1 jun 2011

El Niño Game Boy

   Hace ya tiempo, cuando era solo un chaval, recuerdo haber conocido a un chico bastante peculiar que vivía en el mismo edificio que yo. Ahora voy a narrar unos curiosos sucesos que se originaron durante su estancia allí.
   El día en que su familia y él se mudaron al piso de arriba me lo encontré rodeado de cajas en el rellano, con una consola portátil en la mano y aporreando con rabia los botones. De repente, soltó un grito y alzó los brazos victorioso.
   —¡Sí! ¡Lo conseguí! ¡Yujuuuuu!—dijo mientras corría dando vueltas en círculo.
   Estaba tan eufórico y concentrado en su hazaña que no me vio y se chocó conmigo, y nos caímos los dos al suelo, con tan mala suerte que su consola se dio un golpe y se rompió en pedazos.
   Cuando contempló con mirada atónita los restos de su adorada fuente de diversión destrozada, se hizo un incómodo y absoluto silencio.

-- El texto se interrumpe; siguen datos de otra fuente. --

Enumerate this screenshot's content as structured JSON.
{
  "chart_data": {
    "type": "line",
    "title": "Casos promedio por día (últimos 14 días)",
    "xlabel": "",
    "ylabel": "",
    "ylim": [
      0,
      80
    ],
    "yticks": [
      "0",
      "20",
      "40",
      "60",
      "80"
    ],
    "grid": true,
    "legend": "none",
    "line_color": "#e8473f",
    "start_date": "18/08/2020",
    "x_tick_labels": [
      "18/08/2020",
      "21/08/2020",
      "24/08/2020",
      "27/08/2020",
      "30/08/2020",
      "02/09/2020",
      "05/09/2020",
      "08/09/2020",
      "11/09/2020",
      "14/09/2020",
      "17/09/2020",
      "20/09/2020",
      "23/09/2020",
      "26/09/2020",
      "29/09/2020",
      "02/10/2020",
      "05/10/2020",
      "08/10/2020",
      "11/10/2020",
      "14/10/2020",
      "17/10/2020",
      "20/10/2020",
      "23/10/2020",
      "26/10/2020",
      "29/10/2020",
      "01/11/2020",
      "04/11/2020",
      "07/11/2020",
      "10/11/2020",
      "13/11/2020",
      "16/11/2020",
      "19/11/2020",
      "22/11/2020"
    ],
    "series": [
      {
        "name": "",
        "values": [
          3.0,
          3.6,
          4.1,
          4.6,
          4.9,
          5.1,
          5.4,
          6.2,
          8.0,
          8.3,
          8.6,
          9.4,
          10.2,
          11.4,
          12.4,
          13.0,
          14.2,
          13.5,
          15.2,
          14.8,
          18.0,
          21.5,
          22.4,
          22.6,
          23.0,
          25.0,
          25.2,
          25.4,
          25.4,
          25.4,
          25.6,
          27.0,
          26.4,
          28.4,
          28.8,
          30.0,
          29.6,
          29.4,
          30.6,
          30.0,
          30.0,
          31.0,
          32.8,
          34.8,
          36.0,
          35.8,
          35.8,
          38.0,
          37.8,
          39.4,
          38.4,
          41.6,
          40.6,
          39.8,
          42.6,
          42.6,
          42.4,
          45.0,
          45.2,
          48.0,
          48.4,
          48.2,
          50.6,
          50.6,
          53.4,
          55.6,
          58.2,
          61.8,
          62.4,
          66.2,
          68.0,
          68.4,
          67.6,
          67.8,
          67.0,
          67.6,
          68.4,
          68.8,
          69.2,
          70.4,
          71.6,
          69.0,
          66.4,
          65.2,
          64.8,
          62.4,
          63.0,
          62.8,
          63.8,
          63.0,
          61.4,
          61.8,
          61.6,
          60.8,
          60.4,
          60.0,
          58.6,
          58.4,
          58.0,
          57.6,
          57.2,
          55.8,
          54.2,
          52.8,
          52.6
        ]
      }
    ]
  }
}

De rodillas, con los ojos desorbitados, se acercó a ella y comenzó a mover los trozos de plástico coloreado entre sus manos.
   Levantó la vista y me miró con el más profundo desprecio. Se puso en pie a duras penas y, sin mediar palabra, se abalanzó sobre mí como un perro rabioso, echando espumarajos blancos por la boca. Me agarró de la camisa y me sacudió con tal violencia que estuvo cerca de arrojarme escaleras abajo.
   Entonces, aparecieron sus padres y me lo quitaron de encima como pudieron, metiéndolo en su casa a la fuerza. Con circunspección, recogieron la consola rota y me dijeron:
   —Le encantaba su Game Boy; se pasaba el día entero jugando a pokémon. ¿Qué hará ahora sin ella?
   La puerta se cerró tras ellos, ahogando sus últimas palabras. En aquel momento, yo no sabía lo que acababa de hacer.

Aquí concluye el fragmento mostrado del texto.